Bold reforms to the state needed to spread jobs and growth across the UK

A new report published by The Future Governance Forum (FGF) argues that all levels of the state will need to work much more effectively together if the UK Government is to successfully use its Modern Industrial Strategy to generate jobs and growth in every corner of the country. Report author and FGF Research Fellow, Alex Bevan, argues that as major transitions across energy, defence and technology shape our economic future, connecting the rewards with underserved places will be a major test for the Modern Industrial Strategy.  

The report, Impactful Devolution 03: A toolkit for regional growth and industrial strategy:

  • Proposes five new tools designed to ‘tilt the scales of the economy back towards working people’ and hardwire regional growth into decision-making across government. This includes a new Renewal Investment Tracker hosted on gov.uk designed to expose disparities in where the most growth-friendly public investment across the UK is being spent. Incentivising a more targeted approach would provide underserved parts of the country with the essential mix needed to drive up growth. 
  • Recommends boosting investment in English regions by creating new regional business development banks, locally rooted and large enough to invest at scale. These new institutions would connect the government’s move to expand access to finance for small and medium sized businesses with individual regions’ business environments and a new level of dedicated financial expertise. With a mandate to co-invest alongside venture capital, and prioritise supply chains and start-ups in sectors such as energy, defence and technology, new, local banks could connect high level industrial strategy with the bottom line for SMEs. 
  • Argues that the way the British state is structured, more than any single policy or investment decision, is the biggest barrier to regional growth. Centralisation, uneven investment and the hollowing-out of local institutions have left the system tilted against regions other than the Greater South East, deepening disparities and holding back Britain’s growth potential. Per-person spending on the building blocks of growth – including infrastructure and innovation – is 19% higher in the Greater South East than the rest of England. Left unchecked, this long-term trend could undermine the new direction set by the government, especially in its Modern Industrial Strategy. 

Supported by Community Union and Quinbrook Infrastructure Partners, Impactful Devolution 03: A toolkit for regional growth and industrial strategy argues that regional growth needs to be central, not peripheral, to the Modern Industrial Strategy if the government is to deliver on its economic, political and national security ambitions.

Alex Bevan, Research Fellow at The Future Governance Forum, author of Impactful Devolution 03 and former Chief of Staff to the First Minister of Wales, said: “A successful Modern Industrial Strategy should make people feel that the country is on the up again, with jobs and investment that felt out of reach becoming a lived reality. Major investments and disruption across the energy, defence and technology sectors will shape how the risks and rewards of change are shared in the years ahead.  They will test how well the government can connect ambition with reality, and ultimately whether people feel that the place they call home is being renewed, or is in decline. For too long, tackling the UK’s preventable regional divides has not been treated as core business for economic policy. Lessons from failed experiments of the past have been ignored. That must change if the Modern Industrial Strategy is to drive up growth and deliver value for money everywhere, so that renewal replaces disappointment. That’s why we are calling for a Renewal Investment Tracker hosted on gov.uk to expose disparities in where the most growth-friendly public investment is being spent and the creation of new regional business banks to connect national strategy with local outcomes.”

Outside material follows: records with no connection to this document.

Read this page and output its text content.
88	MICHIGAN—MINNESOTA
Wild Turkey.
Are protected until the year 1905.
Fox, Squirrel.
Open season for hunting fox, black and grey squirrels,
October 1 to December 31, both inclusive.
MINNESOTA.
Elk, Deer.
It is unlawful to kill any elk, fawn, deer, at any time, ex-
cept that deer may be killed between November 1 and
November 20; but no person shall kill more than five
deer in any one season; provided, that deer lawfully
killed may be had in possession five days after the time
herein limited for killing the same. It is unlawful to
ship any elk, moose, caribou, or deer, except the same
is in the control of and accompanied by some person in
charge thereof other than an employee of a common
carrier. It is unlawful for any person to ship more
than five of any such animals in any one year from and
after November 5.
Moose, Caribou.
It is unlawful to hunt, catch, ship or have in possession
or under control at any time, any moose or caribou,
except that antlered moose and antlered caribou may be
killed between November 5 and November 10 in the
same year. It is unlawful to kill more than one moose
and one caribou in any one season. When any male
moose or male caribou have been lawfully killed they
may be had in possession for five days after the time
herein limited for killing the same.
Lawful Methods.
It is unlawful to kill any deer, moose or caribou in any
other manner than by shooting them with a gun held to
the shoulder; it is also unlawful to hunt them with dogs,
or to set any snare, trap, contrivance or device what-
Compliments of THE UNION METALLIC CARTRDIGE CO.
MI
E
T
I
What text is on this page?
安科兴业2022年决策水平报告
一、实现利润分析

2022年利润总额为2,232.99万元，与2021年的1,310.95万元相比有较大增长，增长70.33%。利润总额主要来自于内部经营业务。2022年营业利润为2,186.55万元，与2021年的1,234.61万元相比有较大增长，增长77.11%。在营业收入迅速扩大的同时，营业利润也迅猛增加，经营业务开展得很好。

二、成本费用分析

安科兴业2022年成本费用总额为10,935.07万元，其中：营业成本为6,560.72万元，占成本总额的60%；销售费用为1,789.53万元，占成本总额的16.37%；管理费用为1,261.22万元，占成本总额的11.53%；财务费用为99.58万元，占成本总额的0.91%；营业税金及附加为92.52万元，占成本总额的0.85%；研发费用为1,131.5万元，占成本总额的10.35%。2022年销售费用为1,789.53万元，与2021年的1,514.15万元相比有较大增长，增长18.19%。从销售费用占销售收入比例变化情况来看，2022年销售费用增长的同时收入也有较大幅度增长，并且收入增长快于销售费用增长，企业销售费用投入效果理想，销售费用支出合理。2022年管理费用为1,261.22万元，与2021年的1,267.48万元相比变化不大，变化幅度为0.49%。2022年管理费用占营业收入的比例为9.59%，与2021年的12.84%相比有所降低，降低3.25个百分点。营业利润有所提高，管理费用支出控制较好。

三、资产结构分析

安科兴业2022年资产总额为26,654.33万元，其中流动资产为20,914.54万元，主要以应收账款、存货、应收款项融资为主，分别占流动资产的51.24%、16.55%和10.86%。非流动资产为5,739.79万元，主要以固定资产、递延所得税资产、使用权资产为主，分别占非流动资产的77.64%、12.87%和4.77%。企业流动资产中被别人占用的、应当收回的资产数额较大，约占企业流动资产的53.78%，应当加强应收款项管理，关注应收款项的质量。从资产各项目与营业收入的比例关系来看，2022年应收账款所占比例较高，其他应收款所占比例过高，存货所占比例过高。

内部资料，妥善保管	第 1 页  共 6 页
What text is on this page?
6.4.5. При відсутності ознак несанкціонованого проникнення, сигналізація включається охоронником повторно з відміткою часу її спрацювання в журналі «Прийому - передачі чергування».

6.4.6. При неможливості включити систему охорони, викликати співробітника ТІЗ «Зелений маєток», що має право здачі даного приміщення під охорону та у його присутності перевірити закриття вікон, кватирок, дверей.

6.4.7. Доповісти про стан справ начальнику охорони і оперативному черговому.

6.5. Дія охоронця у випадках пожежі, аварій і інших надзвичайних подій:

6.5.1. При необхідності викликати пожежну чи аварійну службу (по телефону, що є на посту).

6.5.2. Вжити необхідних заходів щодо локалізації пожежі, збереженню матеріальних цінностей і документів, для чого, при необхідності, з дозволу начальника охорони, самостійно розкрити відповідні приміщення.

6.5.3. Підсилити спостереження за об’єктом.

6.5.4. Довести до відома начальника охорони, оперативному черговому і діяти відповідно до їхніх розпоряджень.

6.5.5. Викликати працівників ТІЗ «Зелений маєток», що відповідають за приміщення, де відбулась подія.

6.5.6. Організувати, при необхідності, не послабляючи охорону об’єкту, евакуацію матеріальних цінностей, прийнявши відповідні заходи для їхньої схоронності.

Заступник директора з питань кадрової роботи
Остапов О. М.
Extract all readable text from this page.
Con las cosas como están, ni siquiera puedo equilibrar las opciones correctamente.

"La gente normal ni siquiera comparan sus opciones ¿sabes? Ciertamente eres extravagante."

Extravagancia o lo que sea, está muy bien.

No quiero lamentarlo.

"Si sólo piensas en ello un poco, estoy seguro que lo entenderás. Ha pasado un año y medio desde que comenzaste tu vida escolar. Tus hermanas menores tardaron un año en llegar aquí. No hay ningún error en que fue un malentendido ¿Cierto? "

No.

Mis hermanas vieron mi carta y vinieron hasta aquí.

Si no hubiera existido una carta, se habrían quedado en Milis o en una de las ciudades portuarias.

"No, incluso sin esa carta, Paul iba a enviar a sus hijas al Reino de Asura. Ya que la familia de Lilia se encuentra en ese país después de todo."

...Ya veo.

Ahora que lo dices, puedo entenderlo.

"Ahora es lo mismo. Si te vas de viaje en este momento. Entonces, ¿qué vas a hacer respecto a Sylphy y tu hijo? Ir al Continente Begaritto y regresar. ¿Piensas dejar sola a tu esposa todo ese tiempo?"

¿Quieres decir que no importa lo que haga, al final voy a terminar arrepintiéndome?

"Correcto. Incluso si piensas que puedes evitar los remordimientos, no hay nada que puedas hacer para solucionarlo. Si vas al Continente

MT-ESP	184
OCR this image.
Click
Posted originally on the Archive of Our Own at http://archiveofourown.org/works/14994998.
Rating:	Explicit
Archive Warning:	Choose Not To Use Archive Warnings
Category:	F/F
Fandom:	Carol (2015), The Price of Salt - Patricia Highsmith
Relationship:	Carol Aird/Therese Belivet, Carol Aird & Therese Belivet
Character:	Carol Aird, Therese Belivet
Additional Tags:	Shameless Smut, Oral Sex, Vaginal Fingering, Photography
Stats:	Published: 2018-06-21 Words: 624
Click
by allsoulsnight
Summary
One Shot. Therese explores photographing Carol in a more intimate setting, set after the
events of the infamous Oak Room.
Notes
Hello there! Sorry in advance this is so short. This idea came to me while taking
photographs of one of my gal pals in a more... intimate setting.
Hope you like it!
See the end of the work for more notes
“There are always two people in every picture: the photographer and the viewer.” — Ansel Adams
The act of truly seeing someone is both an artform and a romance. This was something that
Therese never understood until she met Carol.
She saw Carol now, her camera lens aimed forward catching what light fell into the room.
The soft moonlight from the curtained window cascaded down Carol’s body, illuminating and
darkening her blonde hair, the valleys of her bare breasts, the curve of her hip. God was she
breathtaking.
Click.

Community Assistant General Secretary Alasdair McDiarmid said: “Community is proud to support the Future Governance Foundation’s Impactful Devolution 03 report, which sets out a detailed roadmap for driving sustainable and equitable economic growth across the nations and regions of the UK. For too long the entrenched regional divides which blight the British economy have been accepted as inevitable. This came into sharp focus under the previous Conservative government, which frequently used ‘levelling-up’ as a political buzzword but had no meaningful plan for providing support to regional economies reeling from the scars of austerity and deindustrialisation. As a union representing workers in many of the under-served areas the report focuses on – from the steel heartlands of South Wales and the North of England to the leather, textile and light manufacturing hubs of the Midlands, Scotland and the South West – we have long made the argument that truly national economic growth needs to be equitable and inclusive. We now have an ambitious Labour government which is committed to impactful devolution and has shown that it is determined to unlock the huge potential of regional economies across the UK through a Modern Industrial Strategy. We hope that this new report from the Future Governance Foundation will help support government ministers as they seek to tilt the scales of the economy back towards working people.”

Impactful Devolution 03: A toolkit for regional growth and industrial strategy is the third report in FGF’s Impactful Devolution series. It follows papers on the role of devolution and Local Growth Plans in delivering the government’s growth mission and how digital and data can transform local and regional government.